LONDON: Scientists attempting to
create a nicotine pill to treat Alzheimer’s disease have suggested that smoking
can help boost memory and concentration.

Nicotine has long been
known to have a stimulating effect on the brain. However, the deadly side
effects of cancer, stroke and heart disease, mean its benefits have been largely
set aside by medical research.

Now researchers, who hope to develop
drugs which copy the active ingredients in tobacco without causing heart
disease, cancer, stroke or addiction, discovered that nicotine can boost the
intelligence and recall ability of animals in laboratory experiments.

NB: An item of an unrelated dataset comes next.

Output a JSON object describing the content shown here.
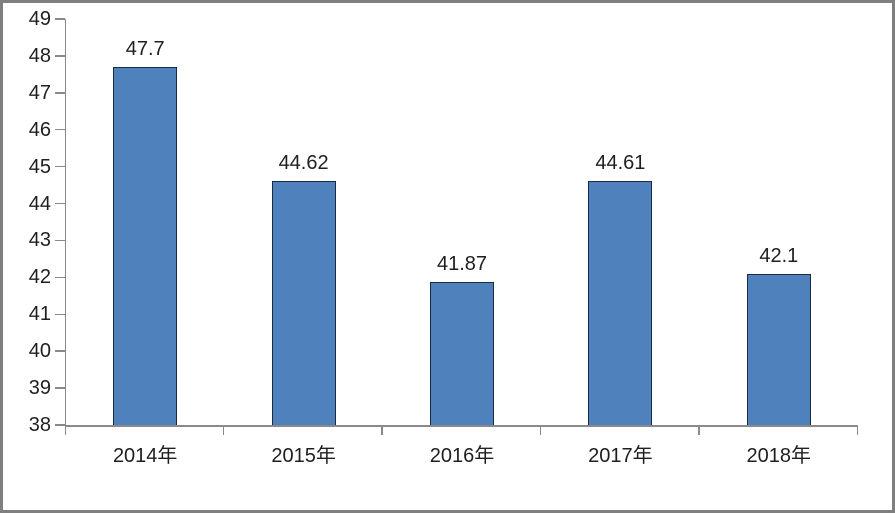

The researchers, who plan to present their latest findings at the
Forum of European Neuroscience in Geneva, hope that the new drugs, which will be
available in five years, may have fewer side effects than existing medicines for
dementia.

However, the scientists stressed the new treatment at best
will only give patients a few extra months of independent life instead of fully
freeing them of Alzheimer’s disease.

“The substances that we call
drugs have, in the majority of cases, do have a mixture of beneficial and
harmful effects and nicotine no exception to this,” Professor Ian Stoleman of
Britain’s King’s College was quoted as saying by the


Mail online.

Researchers
led by Prof Stolerman studied how nicotine alters the brain’s circuitry to boost
concentration and memory. In his study, he showed that the concentration power
in rats went up by 5 per cent when injected with nicotine, the report said.